No doubt CommBank’s competitors are watching all of these matters closely and are being mindful of the need to truly innovate in this competitive arena by not losing sight of the human factor in the design of new technologies.
Although this article has once again focused on the Albert payment terminal, it is only one of the inaccessible touch screen devices used in payment and related processes that DGI has been monitoring.
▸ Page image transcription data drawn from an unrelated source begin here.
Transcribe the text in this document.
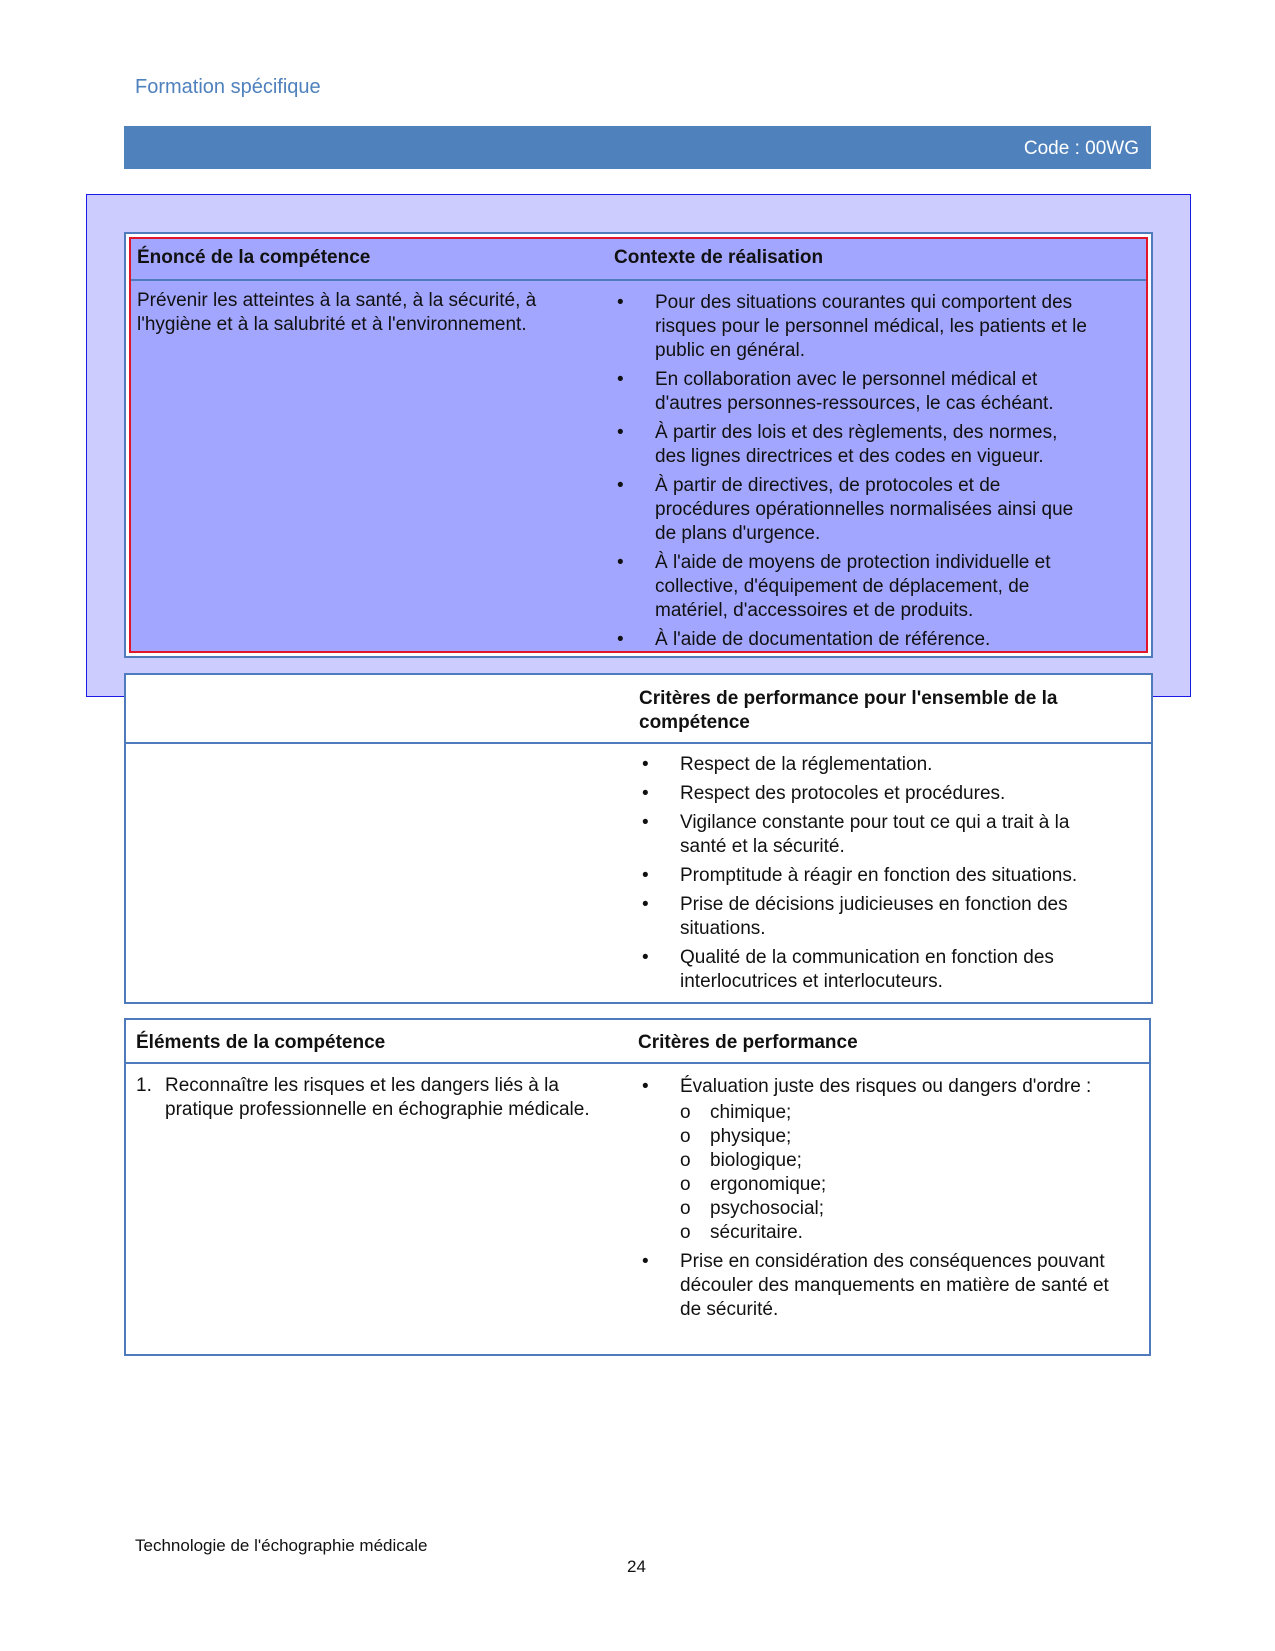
Formation spécifique
Code : 00WG
Énoncé de la compétence	Contexte de réalisation
Prévenir les atteintes à la santé, à la sécurité, à l'hygiène et à la salubrité et à l'environnement.
• Pour des situations courantes qui comportent des risques pour le personnel médical, les patients et le public en général.
• En collaboration avec le personnel médical et d'autres personnes-ressources, le cas échéant.
• À partir des lois et des règlements, des normes, des lignes directrices et des codes en vigueur.
• À partir de directives, de protocoles et de procédures opérationnelles normalisées ainsi que de plans d'urgence.
• À l'aide de moyens de protection individuelle et collective, d'équipement de déplacement, de matériel, d'accessoires et de produits.
• À l'aide de documentation de référence.
Critères de performance pour l'ensemble de la compétence
• Respect de la réglementation.
• Respect des protocoles et procédures.
• Vigilance constante pour tout ce qui a trait à la santé et la sécurité.
• Promptitude à réagir en fonction des situations.
• Prise de décisions judicieuses en fonction des situations.
• Qualité de la communication en fonction des interlocutrices et interlocuteurs.
Éléments de la compétence	Critères de performance
1. Reconnaître les risques et les dangers liés à la pratique professionnelle en échographie médicale.
• Évaluation juste des risques ou dangers d'ordre :
o chimique;
o physique;
o biologique;
o ergonomique;
o psychosocial;
o sécuritaire.
• Prise en considération des conséquences pouvant découler des manquements en matière de santé et de sécurité.
Technologie de l'échographie médicale
24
Touch screen payment devices are also becoming increasingly used in the taxi and ridesharing industry. Touch screen self-service kiosks are also in use in airports, libraries, Centrelink, Medicare and other customer service centres, and are now being installed in major retail centres such as supermarkets. Touch screen controls are replacing physical buttons in lifts and security systems in many office buildings, hotels and residential apartments. Then there is the full range of home appliances now overlooking us as consumers. If legislation and mandatory standards on the accessibility of digital technologies are not applied soon, it will be of little consequence if payment devices are accessible because for many there will be few things usable to buy.